Open MPI User's Mailing List Archives

  |   Home   |   Support   |   FAQ   |   all Open MPI User's mailing list

Subject: Re: [OMPI users] Mixing Linux's CPU-shielding with mpirun's bind-to-core
From: Siddhartha Jana (siddharthajana24_at_[hidden])
Date: 2013-08-18 08:51:31

Thanks for the reply,

> My requirements:

> > 1. Avoid the OS from scheduling tasks on cores 0-7 allocated to my
> > process.
> > 2. Avoid rescheduling of processes to other cores.
> >
> > My solution: I use Linux's CPU-shielding.
> > [ Man page:
> >
> > ]
> > I create a cpuset called "socket1" with cores 8-15 in the dev fs. I
> > iterate through all the tasks in /dev/cpuset/tasks and copy them to
> > /dev/cpuset/socket1/tasks
> Most of these existing tasks are system tasks. Some actually *want* to
> run on specific cores outside of socket1. For instance some kernel
> threads are doing the scheduler load balancing on each core. Others are
> doing defered work in the kernel that your application may need. I
> wonder what happens when you move them. The kernel may reject your

request, or it may actually break things.

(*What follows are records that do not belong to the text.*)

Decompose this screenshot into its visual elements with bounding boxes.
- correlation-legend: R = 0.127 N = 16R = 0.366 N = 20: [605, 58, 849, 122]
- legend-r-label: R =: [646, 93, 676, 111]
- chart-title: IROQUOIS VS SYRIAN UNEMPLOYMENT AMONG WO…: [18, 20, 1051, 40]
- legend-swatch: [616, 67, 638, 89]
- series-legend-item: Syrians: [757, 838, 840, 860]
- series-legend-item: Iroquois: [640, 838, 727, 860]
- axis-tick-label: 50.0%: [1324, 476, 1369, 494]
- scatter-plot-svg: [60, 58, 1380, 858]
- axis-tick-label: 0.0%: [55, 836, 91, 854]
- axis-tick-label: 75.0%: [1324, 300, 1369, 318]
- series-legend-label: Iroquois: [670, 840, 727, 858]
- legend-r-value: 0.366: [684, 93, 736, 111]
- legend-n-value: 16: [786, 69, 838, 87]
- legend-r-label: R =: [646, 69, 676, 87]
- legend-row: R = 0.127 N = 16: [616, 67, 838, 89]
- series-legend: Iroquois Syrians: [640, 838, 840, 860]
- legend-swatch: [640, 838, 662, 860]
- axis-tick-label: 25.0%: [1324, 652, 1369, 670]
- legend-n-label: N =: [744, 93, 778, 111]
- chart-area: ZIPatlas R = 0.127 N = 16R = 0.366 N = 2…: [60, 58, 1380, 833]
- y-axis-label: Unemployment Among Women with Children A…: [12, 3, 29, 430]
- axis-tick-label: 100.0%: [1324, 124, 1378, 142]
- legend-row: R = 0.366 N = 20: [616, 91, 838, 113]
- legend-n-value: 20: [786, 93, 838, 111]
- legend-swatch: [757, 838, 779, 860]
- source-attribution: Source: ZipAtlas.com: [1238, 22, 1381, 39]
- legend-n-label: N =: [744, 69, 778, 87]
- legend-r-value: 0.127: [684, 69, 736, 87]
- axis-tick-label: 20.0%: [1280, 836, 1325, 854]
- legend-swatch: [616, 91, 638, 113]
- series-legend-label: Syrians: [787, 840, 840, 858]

Yes, when I move all system tasks, the movable kernel tasks are easily
moved without complains. The ones that can't be moved return an error code.
But since their CPU usage is very less, I decide to ignore them anyway.
Nothing breaks really.

> Also most of these tasks do nothing but sleeping 99.9% of the times
> anyway. If you're worried about having too many system tasks on your
> applications' core, just make sure you don't install useless packages
> (or disable some services at startup).
For my use case, I have ensured that the heavy tasks that I wanted to be
moved out of socket0 could be moved without complaints. The non-movable
ones, as I mentioned, were left as is.

> If you *really* want to have 100% CPU for your application on cores 0-7,
> be aware that other things such as interrupts will be stealing some CPU
> cycles anyway.

Noted. As mentioned, the tasks that really matter were safely moved to a
different socket.

> > I create a cpuset called "socket0" with cores 0-7 .
> > At the start of the application, (before MPI_Init()), I schedule my
> > MPI process on the cpuset as follows:
> > ------------------------------------------------------
> > sprintf(str,"/bin/echo %d >> /dev/cpuset/socket0/tasks ",mypid);
> > system(str);
> > ------------------------------------------------------
> > In order to ensure that my processes remain bound to the cores, I am
> > passing the --bind-to-core option to mpirun. I do this, instead of
> > using sched_setaffinity from within the application. Is there a chance
> > that mpirun's "binding-to-core" will clash with the above ?
> Make sure you also specified the NUMA node in your cpuset "mems" file
> too.That's required before the cpuset can be used (otherwise adding a

task will fail). And make sure that the application can add itself to
> the cpuset, usually only root can add tasks to cpusets.
Yes, I have ensured all of these. The application has enough rights to add
itself to the cpuset.

> And you may want to open/write/close on /dev/cpuset/socket0/tasks and
> check the return values instead of this system() call.
Checked. Everything works as expected.

> If all the above works and does not return errors (you should check that
> your application's PID is in /dev/cpuset/socket0/tasks while running),
> bind-to-core won't clash with it, at least when using a OMPI that uses
> hwloc for binding (v1.5.2 or later if I remember correctly).
My concern is that hwloc is used before the application begins executing
and so mpirun might use it to bind the application to different cores than
the ones I want them to bind to. If there were a way to specify the cores
through the hostfile, this problem should be solved. Is there? I sit
possible to specify the "cores" in the hostfile.

> > While this solution seems to work temporarily, I am not sure whether
> > this is good solution.
> Usually the administrator or PBS/Torque/... creates the cpuset and
> places tasks in there for you.
Yes, this is what was done in my case for the kernel tasks.